15 Ağustos 2009 Cumartesi

FİLM KRİTİK: Blood: The Last Vampire (2009)

Saya, iblisleri avlayan bir avcıdır. Baş iblis Onigen’in Japonya’daki Amerikan Üssü’ne ait lisede ortaya çıkabileceği istihbaratı üzerine, bir lise öğrencisi kimliğiyle okula kayıt olur. Saya okuldaki iblisleri ortadan kaldırırken, üs komutanının kızı da bazı şeylerden şüphelenmeye başlar.

Maalesef çok da başarılı bir uyarlama olduğunu söyleyemeyeceğim. Hikaye biraz aksayarak ilerliyor. Kullanılan özel efektler çoğu yerde amatörce. Ancak filmin bu gibi eksi yönleri göz ardı edilebilirse izlenebilir.

http://www.imdb.com/title/tt0806027/

2 Ağustos 2009 Pazar

FİLM KRİTİK: K-20: Kaijin niju menso den (K-20: Legend of the Mask) (2008)

II. Dünya Savaşı’nın hiç yaşanmadığı, alternatif bir 1949 Japonyasındayız. Halk tabakalara bölünmüş durumda. Meslek değiştirmek yasak. Başka bir sınıftan bir insanla evlenmek yasak. Böyle bir ortamda K-20 veya 20 Suratlı Canavar olarak adlandırılan bir hırsız türer. Önemli sanat eserlerini ve çok değerli mücevherleri çalmaktadır. Üstelik neyi çalacağını önceden polis teşkilatına haber vererek. Son olarak da Tesla’nın geliştirdiği kablosuz elektrik aktarım cihazının prototipini çalar.

Orijinal bir fikir, gayet hoş ve keyifli bir film. Sosyal mesaj verme çabasına girişme daha da keyifli bir film olabilirmiş.

http://www.imdb.com/title/tt1156395/

1 Ağustos 2009 Cumartesi

FİLM KRİTİK: Sauna (2008)

Sene 1595. Rusya ile Finlandiya arasında 25 yıldır süren savaş sona ermiştir. İki ülke arasındaki anlaşma uyarınca sınırı belirlemek için her iki ulusun da temsil edildiği askeri bir heyet kırsal bölgeye gider. Yeni çizilen sınır boyunca ilerlerlerken bataklık bir bölgenin ortasına kurulmuş, ellerindeki haritalarda olmayan bir köye rastlarlar. Köyde gizemli bir sauna vardır ve köy halkı bir şeyler gizlemektedir.
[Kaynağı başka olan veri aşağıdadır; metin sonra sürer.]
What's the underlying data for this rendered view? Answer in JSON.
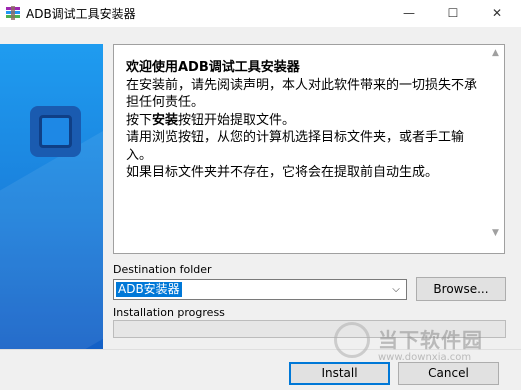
{
  "window": {
    "title": "ADB调试工具安装器",
    "minimize_label": "—",
    "maximize_label": "☐",
    "close_label": "✕"
  },
  "intro": {
    "headline": "欢迎使用ADB调试工具安装器",
    "line1": "在安装前，请先阅读声明，本人对此软件带来的一切损失不承担任何责任。",
    "line2_prefix": "按下",
    "line2_bold": "安装",
    "line2_suffix": "按钮开始提取文件。",
    "line3": "请用浏览按钮，从您的计算机选择目标文件夹，或者手工输入。",
    "line4": "如果目标文件夹并不存在，它将会在提取前自动生成。"
  },
  "destination": {
    "label": "Destination folder",
    "value": "ADB安装器",
    "browse_label": "Browse..."
  },
  "progress": {
    "label": "Installation progress",
    "value": 0
  },
  "buttons": {
    "install_label": "Install",
    "cancel_label": "Cancel"
  },
  "watermark": {
    "title": "当下软件园",
    "url": "www.downxia.com"
  },
  "colors": {
    "accent": "#0078d7",
    "sidebar": "#1a7fdb",
    "progress_fill": "#06b025"
  },
  "icons": {
    "app": "rar-installer-icon",
    "logo": "square-logo-icon",
    "dropdown": "chevron-down-icon"
  }
}
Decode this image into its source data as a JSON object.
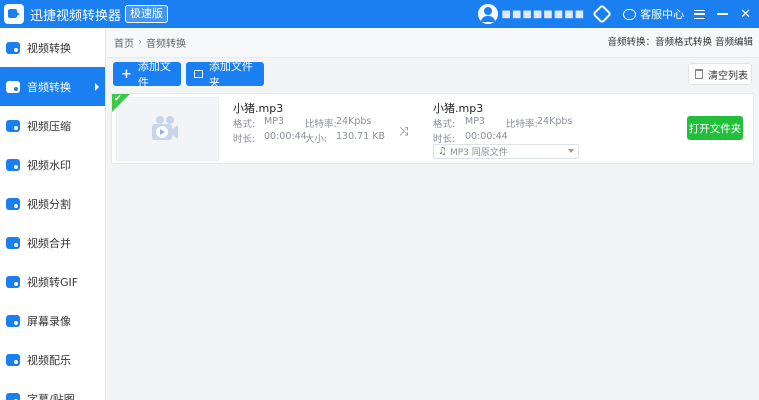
{
  "titlebar": {
    "app_title": "迅捷视频转换器",
    "edition": "极速版",
    "username": "■■■■■■■■",
    "service_label": "客服中心",
    "close_glyph": "✕"
  },
  "sidebar": {
    "items": [
      {
        "label": "视频转换",
        "icon": "video-convert-icon"
      },
      {
        "label": "音频转换",
        "icon": "audio-convert-icon"
      },
      {
        "label": "视频压缩",
        "icon": "compress-icon"
      },
      {
        "label": "视频水印",
        "icon": "watermark-icon"
      },
      {
        "label": "视频分割",
        "icon": "split-icon"
      },
      {
        "label": "视频合并",
        "icon": "merge-icon"
      },
      {
        "label": "视频转GIF",
        "icon": "gif-icon"
      },
      {
        "label": "屏幕录像",
        "icon": "record-icon"
      },
      {
        "label": "视频配乐",
        "icon": "music-icon"
      },
      {
        "label": "字幕/贴图",
        "icon": "subtitle-icon"
      }
    ],
    "active_index": 1
  },
  "breadcrumb": {
    "home": "首页",
    "sep": "›",
    "current": "音频转换",
    "right_text": "音频转换：音频格式转换  音频编辑"
  },
  "toolbar": {
    "add_file": "添加文件",
    "add_folder": "添加文件夹",
    "clear_list": "清空列表"
  },
  "file": {
    "source": {
      "name": "小猪.mp3",
      "format_label": "格式:",
      "format": "MP3",
      "bitrate_label": "比特率:",
      "bitrate": "24Kpbs",
      "duration_label": "时长:",
      "duration": "00:00:44",
      "size_label": "大小:",
      "size": "130.71 KB"
    },
    "output": {
      "name": "小猪.mp3",
      "format_label": "格式:",
      "format": "MP3",
      "bitrate_label": "比特率:",
      "bitrate": "24Kpbs",
      "duration_label": "时长:",
      "duration": "00:00:44",
      "select_value": "MP3   同原文件"
    },
    "open_folder": "打开文件夹",
    "check_glyph": "✔",
    "arrow_glyph": "⤨",
    "note_glyph": "♫",
    "plus_glyph": "+"
  },
  "colors": {
    "accent": "#1a7ff0",
    "success": "#22c03a"
  }
}
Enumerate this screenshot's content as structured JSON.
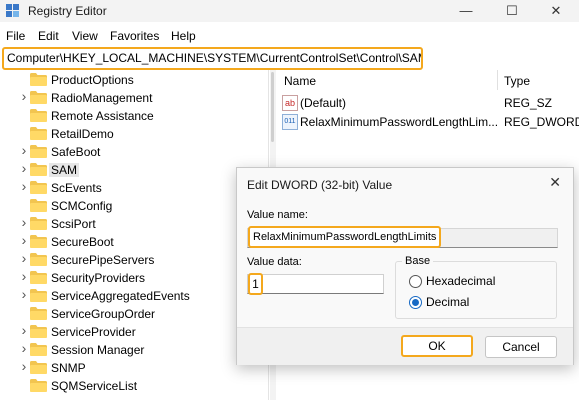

Film fon olarak orijinal bir dönemi kullanıyor ve güzel bir atmosfer oluşturuyor. Ancak ne yazık ki vaat ettiği kadar ürkütücü olmayı başaramıyor. Yine de farklı bir film izlemek isteyenler bir göz atabilir.

http://www.imdb.com/title/tt1124394/

FİLM KRİTİK: Franklyn (2008)

Film bize paralel olarak eski bir asker olan oğlunu arayan bir babanın, evlenmelerine kısa bir süre kala nişanlısı tarafından terk edilen bir gencin, sıklıkla intihara teşebbüs eden sorunlu bir genç kızın ve fantastik bir şehirde yaşayan, küçük bir kızın ölümünden sorumlu tarikat liderinin peşinde olan maskeli karakter Franklyn’in hikayesini anlatıyor.

Filmle ilgili övgü dolu yorumları okuduktan sonra -özellikle de Philip K. Dick ile Terry Gilliam’ın işbirliğine benzetildiğiyle ilgili yorumu- filmle ilgili beklentilerim oldukça yükseldi. Ancak beklentilerimin hiçbirini karşılayamadı. Öncelikle filmin tamamının fantastik atmosferde geçmesini bekliyordum. Dram seviyesinin bu ölçüde olmasını beklemiyordum. Bu ve benzeri nedenlerden ötürü çok da hoşlanmadan, hatta yer yer darlanarak izledim. Hatta film bittiğinde "Acaba filmin tamamı Meanwhile şehrinde geçseydi nasıl olurdu" diye düşünmeden edemedim. Eğer izlemeye niyetiniz varsa fantastik bir film beklemeden izleyin.